The variance was based in part on the mitigating factors presented by Petitioner’s counsel. The Court told Petitioner, “I wish you to know that you have a very good lawyer. He’s made many submissions on your behalf, and he told me all of the things that you have told me and much more . . . .” The Court recounted the nature and circumstances of Petitioner’s offense, namely that he had used his law enforcement position to further the drug trafficking activities of the Cachiros, that he had recruited and trained others to participate in the conspiracy, that he was responsible for distributing hundreds of kilograms of cocaine intended for the U.S. and that he had participated in murders and attempted murders on behalf of the Cachiros, including killing one person himself. The Court also recounted the harsh conditions of Petitioner’s confinement prior to sentencing, particularly during the January 2019 blackout at the Metropolitan Detention Center and during the pandemic, during which Petitioner had contracted COVID-19. The Court recounted information about Petitioner’s family and his difficult upbringing, his efforts at rehabilitation while incarcerated and his physical and mental health struggles, including his

purportedly impaired decision-making at the time of the crimes. The Court also considered the sentences of Petitioner’s co-defendants and how their involvement and circumstances compared to his. On May 17, 2021, Petitioner appealed his sentence but later moved to withdraw the appeal. That motion was granted on December 17, 2021. Petitioner first filed a petition pursuant to § 2255 on March 1, 2022. After the Government filed its opposition, Petitioner’s motion for leave to file an amended § 2255 petition was granted. Petitioner filed the instant Petition on September 13, 2022. Petitioner seeks relief under § 2255 on the ground that, had his counsel requested a departure or further variance based on Petitioner’s non-citizen status, Petitioner would have

received a “two-level downward variance” in his offense level. Petitioner argues that his offense level thus should have been thirty-six and his sentencing range 188 to 235 months, such that after applying the same ninety-one-month variance, his sentence would have been ninety-seven months instead of 144. Petitioner bases his argument on United States v. Smith, 27 F.3d 649 (D.C. Cir. 1994), which held “that a downward departure [from the Guidelines range] may be appropriate where the defendant’s status as a deportable alien is likely to cause a fortuitous increase in the severity of his sentence.” Id. at 655. II. LEGAL STANDARD A federally incarcerated individual may move to vacate, set aside or correct his sentence on four grounds pursuant to § 2255: (1) that the sentence was imposed in violation of the Constitution or laws of the United States, or (2) that the court was without jurisdiction to impose such sentence, or (3) that the sentence was in excess of the maximum authorized by law, or (4) is otherwise subject to collateral attack.
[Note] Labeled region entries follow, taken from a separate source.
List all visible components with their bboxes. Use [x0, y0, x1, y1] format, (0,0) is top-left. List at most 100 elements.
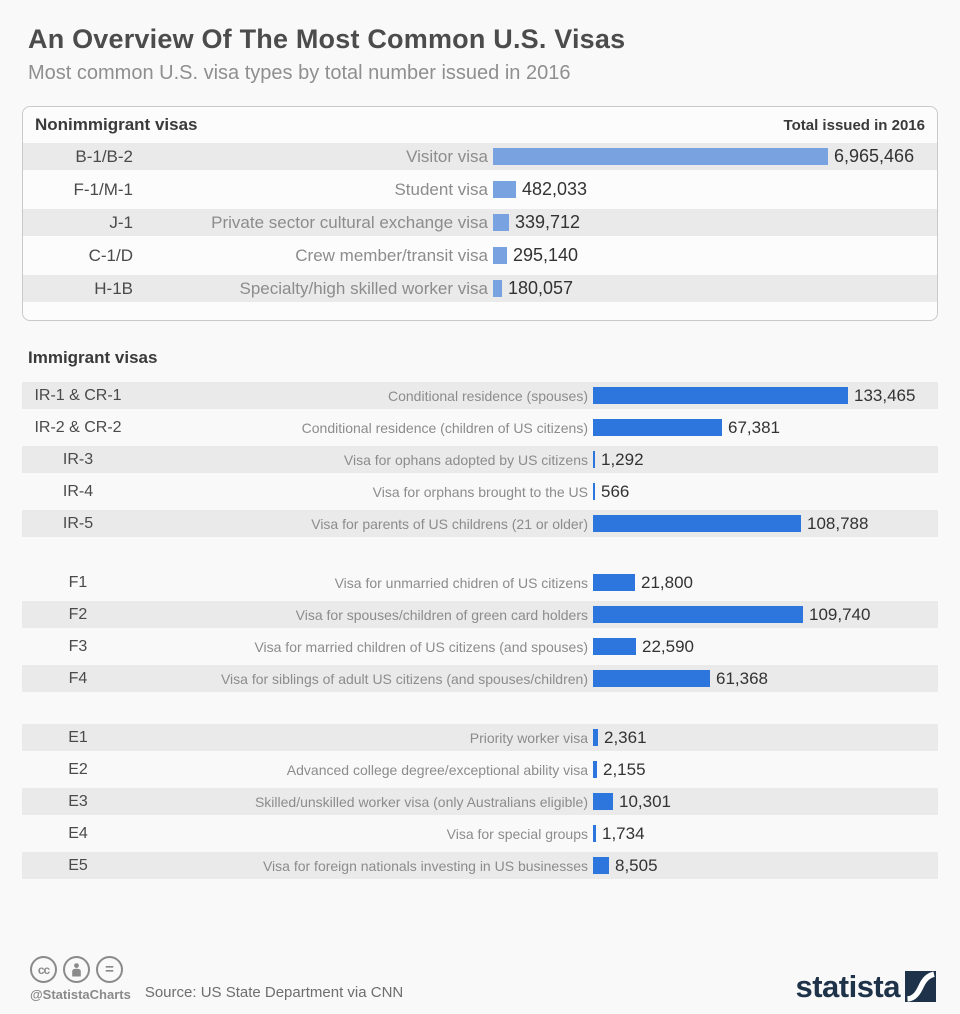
visa-row: F3 Visa for married children of US citiz… — [22, 633, 938, 660]
visa-code: E1 — [68, 728, 88, 746]
visa-count: 1,292 — [601, 449, 644, 469]
visa-description: Visa for foreign nationals investing in … — [262, 857, 588, 874]
value-bar — [593, 793, 613, 810]
total-issued-label: Total issued in 2016 — [783, 116, 925, 134]
visa-code: E3 — [68, 792, 88, 810]
visa-code: J-1 — [109, 212, 133, 232]
value-bar — [593, 825, 596, 842]
value-bar — [593, 670, 710, 687]
visa-row: IR-2 & CR-2 Conditional residence (child… — [22, 414, 938, 441]
visa-count: 566 — [601, 481, 630, 501]
immigrant-visa-group: F1 Visa for unmarried chidren of US citi… — [22, 569, 938, 692]
visa-count: 22,590 — [642, 636, 694, 656]
visa-count: 108,788 — [807, 513, 869, 533]
nonimmigrant-rows: B-1/B-2 Visitor visa 6,965,466 F-1/M-1 S… — [23, 143, 937, 302]
statista-charts-handle: @StatistaCharts — [30, 987, 131, 1002]
value-bar — [593, 515, 801, 532]
visa-description: Conditional residence (children of US ci… — [301, 419, 588, 436]
nonimmigrant-heading: Nonimmigrant visas — [35, 115, 198, 134]
visa-description: Priority worker visa — [469, 729, 588, 746]
visa-row: E5 Visa for foreign nationals investing … — [22, 852, 938, 879]
visa-description: Visa for spouses/children of green card … — [295, 606, 588, 623]
value-bar — [493, 181, 516, 198]
visa-code: E5 — [68, 856, 88, 874]
visa-row: IR-5 Visa for parents of US childrens (2… — [22, 510, 938, 537]
visa-count: 67,381 — [728, 417, 780, 437]
visa-code: IR-5 — [62, 514, 94, 532]
value-bar — [493, 280, 502, 297]
visa-code: F2 — [68, 605, 88, 623]
footer: cc = @StatistaCharts Source: US State De… — [30, 956, 936, 1002]
statista-wordmark: statista — [795, 969, 900, 1004]
visa-row: IR-1 & CR-1 Conditional residence (spous… — [22, 382, 938, 409]
visa-count: 180,057 — [508, 278, 574, 298]
statista-swoosh-icon — [905, 971, 936, 1002]
cc-icon: cc — [30, 956, 57, 983]
immigrant-visa-group: IR-1 & CR-1 Conditional residence (spous… — [22, 382, 938, 537]
visa-count: 2,155 — [603, 759, 646, 779]
visa-code: IR-2 & CR-2 — [34, 418, 122, 436]
visa-row: H-1B Specialty/high skilled worker visa … — [23, 275, 937, 302]
visa-row: E4 Visa for special groups 1,734 — [22, 820, 938, 847]
value-bar — [593, 638, 636, 655]
visa-count: 10,301 — [619, 791, 671, 811]
visa-description: Visa for special groups — [446, 825, 588, 842]
visa-description: Private sector cultural exchange visa — [211, 212, 488, 232]
visa-description: Visa for unmarried chidren of US citizen… — [334, 574, 588, 591]
visa-row: B-1/B-2 Visitor visa 6,965,466 — [23, 143, 937, 170]
immigrant-visa-group: E1 Priority worker visa 2,361 E2 Advance… — [22, 724, 938, 879]
visa-row: IR-4 Visa for orphans brought to the US … — [22, 478, 938, 505]
visa-count: 295,140 — [513, 245, 579, 265]
license-block: cc = @StatistaCharts — [30, 956, 131, 1002]
visa-description: Conditional residence (spouses) — [388, 387, 588, 404]
visa-code: C-1/D — [88, 245, 133, 265]
visa-row: F2 Visa for spouses/children of green ca… — [22, 601, 938, 628]
visa-count: 61,368 — [716, 668, 768, 688]
value-bar — [593, 574, 635, 591]
visa-row: F4 Visa for siblings of adult US citizen… — [22, 665, 938, 692]
visa-count: 1,734 — [602, 823, 645, 843]
visa-row: F-1/M-1 Student visa 482,033 — [23, 176, 937, 203]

United States v. Hoskins, 905 F.3d 97, 102 (2d Cir. 2018) (cleaned up) (quoting 28 U.S.C. § 2255(a)). “In ruling on a motion under § 2255, the district court is required to hold a hearing ‘unless the motion and the files and records of the case conclusively show that the prisoner is entitled to no relief.’” Gonzalez v. United States, 722 F.3d 118, 130 (2d Cir. 2013) (quoting 28 U.S.C. § 2255(b)); accord Gobern v. United States, No. 18 Civ. 12411, 2020 WL 6487965, at *2 (S.D.N.Y. Nov. 4, 2020). “To warrant a hearing, the motion must set forth specific facts supported by competent evidence, raising detailed and controverted issues of fact that, if proved at a hearing, would entitle [the petitioner] to relief.” Gonzalez, 722 F.3d at 131. The Sixth Amendment provides “the right to the effective assistance of counsel.” Strickland v. Washington, 466 U.S. 668, 686 (1984). “There is ‘a strong presumption that counsel’s conduct fell within the wide range of professional assistance.’” Weingarten v.